The 18-year-old Beggs wrestles in the girls’ division because the rules for Texas public high schools require athletes to compete under the gender on their birth certificat­e. Starting Friday, he’ll defend his title in the girls’ Class 6A 110-pound division at the state tournament in Cypress, near Houston.

“He has so much respect for all the girls he wrestles,” said Beggs’ mother, Angela McNew. “People think Mack has been beating up on girls … The girls he wrestles with, they are tough. It has more to do with skill and discipline than strength.”

Beggs went 56-0 on his way to the state championsh­ip last season, and he’s 32-0 this year after cruising through the regional finals last weekend.

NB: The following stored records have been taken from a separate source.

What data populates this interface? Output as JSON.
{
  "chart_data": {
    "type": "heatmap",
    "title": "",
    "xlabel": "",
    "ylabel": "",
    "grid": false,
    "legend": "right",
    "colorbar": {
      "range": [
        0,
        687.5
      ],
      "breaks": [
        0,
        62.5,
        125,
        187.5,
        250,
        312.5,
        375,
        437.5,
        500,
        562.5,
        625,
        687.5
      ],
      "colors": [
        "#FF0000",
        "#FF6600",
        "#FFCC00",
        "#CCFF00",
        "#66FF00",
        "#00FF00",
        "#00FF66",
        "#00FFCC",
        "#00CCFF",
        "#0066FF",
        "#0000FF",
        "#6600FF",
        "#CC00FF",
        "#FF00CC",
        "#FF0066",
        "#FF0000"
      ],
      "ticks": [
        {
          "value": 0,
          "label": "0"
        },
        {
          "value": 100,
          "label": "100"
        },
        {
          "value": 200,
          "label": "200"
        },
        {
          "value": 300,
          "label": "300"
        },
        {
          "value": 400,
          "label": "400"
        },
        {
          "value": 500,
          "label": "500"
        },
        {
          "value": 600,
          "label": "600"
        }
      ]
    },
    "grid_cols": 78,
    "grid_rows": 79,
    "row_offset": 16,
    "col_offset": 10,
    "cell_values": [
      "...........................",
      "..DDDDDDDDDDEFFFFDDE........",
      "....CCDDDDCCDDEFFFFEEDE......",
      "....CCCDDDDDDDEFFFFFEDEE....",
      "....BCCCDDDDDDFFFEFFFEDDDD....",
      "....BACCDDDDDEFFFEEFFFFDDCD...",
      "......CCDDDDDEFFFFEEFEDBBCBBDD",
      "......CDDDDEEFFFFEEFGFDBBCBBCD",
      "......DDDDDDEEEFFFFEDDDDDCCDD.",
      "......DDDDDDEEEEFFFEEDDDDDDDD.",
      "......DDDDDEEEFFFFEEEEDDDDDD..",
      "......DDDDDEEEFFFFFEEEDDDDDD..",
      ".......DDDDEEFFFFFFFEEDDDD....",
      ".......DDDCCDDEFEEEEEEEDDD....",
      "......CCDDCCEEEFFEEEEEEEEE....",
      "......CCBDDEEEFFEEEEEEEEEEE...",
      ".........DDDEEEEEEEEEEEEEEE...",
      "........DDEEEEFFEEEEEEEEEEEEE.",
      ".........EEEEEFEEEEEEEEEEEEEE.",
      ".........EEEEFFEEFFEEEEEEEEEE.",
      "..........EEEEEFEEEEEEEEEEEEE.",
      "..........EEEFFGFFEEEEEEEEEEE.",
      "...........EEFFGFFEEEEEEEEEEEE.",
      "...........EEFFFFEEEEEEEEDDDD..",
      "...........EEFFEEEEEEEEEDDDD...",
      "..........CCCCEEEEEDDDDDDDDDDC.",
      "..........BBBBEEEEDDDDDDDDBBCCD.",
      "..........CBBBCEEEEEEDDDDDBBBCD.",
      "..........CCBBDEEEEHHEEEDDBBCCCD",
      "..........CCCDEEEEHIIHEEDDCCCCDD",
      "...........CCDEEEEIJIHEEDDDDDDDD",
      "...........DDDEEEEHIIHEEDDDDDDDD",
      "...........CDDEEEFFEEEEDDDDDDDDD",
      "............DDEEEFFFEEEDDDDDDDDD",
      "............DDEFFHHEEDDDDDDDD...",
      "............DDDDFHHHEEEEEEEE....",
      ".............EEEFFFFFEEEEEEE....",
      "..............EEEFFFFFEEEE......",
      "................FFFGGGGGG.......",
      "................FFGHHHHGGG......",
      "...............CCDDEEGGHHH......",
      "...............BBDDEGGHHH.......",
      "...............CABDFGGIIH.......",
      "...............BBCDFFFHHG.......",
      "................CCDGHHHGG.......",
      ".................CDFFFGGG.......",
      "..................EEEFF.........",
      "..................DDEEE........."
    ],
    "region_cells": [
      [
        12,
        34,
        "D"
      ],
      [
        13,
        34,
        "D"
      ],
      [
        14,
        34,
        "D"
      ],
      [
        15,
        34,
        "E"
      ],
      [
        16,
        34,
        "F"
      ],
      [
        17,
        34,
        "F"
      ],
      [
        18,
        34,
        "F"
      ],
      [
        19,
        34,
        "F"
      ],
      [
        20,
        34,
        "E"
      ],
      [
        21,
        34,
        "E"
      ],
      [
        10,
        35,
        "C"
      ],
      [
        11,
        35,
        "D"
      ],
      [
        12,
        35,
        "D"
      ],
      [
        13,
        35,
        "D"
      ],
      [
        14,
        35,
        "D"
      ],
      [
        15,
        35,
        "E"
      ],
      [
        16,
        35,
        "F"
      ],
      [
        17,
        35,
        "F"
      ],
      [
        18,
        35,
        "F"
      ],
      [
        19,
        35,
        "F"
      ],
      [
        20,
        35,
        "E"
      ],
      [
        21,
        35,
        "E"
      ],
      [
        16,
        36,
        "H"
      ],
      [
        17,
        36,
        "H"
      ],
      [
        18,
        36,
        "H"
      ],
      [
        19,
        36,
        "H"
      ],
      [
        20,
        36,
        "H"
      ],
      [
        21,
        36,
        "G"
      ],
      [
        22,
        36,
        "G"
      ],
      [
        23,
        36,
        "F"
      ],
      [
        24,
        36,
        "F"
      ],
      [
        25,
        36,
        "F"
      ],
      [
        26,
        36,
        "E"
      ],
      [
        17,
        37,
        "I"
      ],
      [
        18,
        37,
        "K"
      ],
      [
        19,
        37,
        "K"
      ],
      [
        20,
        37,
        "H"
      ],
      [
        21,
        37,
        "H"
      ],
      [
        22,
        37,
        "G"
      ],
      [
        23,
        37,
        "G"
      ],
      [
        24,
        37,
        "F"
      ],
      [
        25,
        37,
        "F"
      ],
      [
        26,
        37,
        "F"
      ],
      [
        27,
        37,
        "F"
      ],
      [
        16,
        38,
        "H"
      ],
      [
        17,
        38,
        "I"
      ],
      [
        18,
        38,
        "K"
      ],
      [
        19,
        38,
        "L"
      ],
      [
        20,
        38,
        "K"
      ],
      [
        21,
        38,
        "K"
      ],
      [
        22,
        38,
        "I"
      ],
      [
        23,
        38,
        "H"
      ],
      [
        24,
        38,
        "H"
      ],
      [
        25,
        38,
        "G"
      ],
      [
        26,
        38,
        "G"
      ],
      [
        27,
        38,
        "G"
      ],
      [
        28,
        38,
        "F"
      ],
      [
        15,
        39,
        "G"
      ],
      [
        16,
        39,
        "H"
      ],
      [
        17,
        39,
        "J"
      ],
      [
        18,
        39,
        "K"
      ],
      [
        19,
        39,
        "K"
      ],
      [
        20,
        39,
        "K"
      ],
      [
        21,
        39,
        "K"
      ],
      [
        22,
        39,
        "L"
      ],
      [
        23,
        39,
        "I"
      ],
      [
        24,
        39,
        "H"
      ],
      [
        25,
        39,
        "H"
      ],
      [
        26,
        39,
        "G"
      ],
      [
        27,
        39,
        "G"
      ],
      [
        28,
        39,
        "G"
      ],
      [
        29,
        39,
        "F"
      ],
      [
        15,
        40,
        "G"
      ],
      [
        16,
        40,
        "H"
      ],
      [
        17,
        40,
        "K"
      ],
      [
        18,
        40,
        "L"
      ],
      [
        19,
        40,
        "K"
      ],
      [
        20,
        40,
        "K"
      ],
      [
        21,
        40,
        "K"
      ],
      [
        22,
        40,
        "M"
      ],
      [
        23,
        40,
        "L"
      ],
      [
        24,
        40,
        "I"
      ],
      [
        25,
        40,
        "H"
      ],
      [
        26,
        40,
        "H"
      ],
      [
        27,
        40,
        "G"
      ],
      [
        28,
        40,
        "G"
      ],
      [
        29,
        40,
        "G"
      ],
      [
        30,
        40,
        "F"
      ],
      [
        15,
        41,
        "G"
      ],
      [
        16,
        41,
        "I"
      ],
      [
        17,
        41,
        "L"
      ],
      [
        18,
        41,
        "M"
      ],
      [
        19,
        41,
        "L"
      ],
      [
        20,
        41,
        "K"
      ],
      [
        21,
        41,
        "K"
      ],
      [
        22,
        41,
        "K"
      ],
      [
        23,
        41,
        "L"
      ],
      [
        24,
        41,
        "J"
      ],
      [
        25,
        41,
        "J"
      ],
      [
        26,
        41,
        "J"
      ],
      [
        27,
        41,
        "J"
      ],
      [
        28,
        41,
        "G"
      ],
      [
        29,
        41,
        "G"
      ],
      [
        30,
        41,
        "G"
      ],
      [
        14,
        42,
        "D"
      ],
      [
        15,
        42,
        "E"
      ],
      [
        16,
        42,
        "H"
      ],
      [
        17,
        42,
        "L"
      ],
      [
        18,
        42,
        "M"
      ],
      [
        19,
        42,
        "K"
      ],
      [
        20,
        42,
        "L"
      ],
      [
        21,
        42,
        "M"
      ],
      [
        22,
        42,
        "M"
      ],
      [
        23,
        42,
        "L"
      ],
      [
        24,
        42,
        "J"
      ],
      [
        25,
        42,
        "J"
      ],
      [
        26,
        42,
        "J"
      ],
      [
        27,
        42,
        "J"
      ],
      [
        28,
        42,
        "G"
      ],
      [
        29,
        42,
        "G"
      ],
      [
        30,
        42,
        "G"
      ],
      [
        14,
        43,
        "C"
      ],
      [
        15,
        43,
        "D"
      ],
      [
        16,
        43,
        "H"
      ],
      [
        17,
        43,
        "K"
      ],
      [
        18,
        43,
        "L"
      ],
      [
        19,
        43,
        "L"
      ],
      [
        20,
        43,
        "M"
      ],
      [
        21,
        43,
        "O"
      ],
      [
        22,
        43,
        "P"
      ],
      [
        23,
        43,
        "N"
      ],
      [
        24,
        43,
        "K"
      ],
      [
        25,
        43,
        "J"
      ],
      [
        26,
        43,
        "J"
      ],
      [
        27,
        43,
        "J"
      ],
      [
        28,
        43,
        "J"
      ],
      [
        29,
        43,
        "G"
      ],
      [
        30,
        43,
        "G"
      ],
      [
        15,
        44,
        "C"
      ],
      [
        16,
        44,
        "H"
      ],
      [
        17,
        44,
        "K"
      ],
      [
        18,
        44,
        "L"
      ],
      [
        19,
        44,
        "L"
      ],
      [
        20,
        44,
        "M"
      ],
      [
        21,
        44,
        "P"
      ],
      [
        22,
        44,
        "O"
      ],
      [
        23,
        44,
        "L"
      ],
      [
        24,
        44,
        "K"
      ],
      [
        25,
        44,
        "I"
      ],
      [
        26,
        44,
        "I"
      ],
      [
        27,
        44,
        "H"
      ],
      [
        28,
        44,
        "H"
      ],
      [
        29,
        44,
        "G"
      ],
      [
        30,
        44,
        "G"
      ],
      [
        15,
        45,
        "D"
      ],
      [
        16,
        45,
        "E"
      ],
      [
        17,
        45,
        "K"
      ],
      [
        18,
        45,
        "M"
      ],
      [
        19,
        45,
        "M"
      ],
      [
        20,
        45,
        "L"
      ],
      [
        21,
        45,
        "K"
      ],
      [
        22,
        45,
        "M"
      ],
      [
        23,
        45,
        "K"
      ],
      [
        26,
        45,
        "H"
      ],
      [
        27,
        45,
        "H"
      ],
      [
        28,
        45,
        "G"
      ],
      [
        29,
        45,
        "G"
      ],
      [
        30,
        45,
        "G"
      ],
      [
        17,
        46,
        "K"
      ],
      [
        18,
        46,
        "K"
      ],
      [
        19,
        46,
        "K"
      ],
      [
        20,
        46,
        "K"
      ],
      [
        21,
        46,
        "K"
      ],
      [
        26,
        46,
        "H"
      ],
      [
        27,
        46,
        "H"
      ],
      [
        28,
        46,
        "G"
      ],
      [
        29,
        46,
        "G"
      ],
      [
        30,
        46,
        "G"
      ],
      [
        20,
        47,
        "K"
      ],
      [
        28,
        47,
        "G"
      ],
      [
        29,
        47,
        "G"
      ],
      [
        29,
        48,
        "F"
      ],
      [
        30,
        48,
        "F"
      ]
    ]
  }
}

“People don’t realize that what happened during state, that was really, honestly, nothing,” Beggs recently told the Dallas Morning News . “That didn’t stop me from competing. That didn’t stop me from being who I was.

“It sure as hell didn’t stop me from doing what I wanted to do in the past, and it won’t stop me from what I want to do in the future,” he said.

McNew would not make Beggs available for interviews this week ahead of the state meet. The solitude allows him to concentrat­e on the task ahead and perhaps shield him from attacks on social media and occasional insults from the stands—or even other wrestling mats— during meets.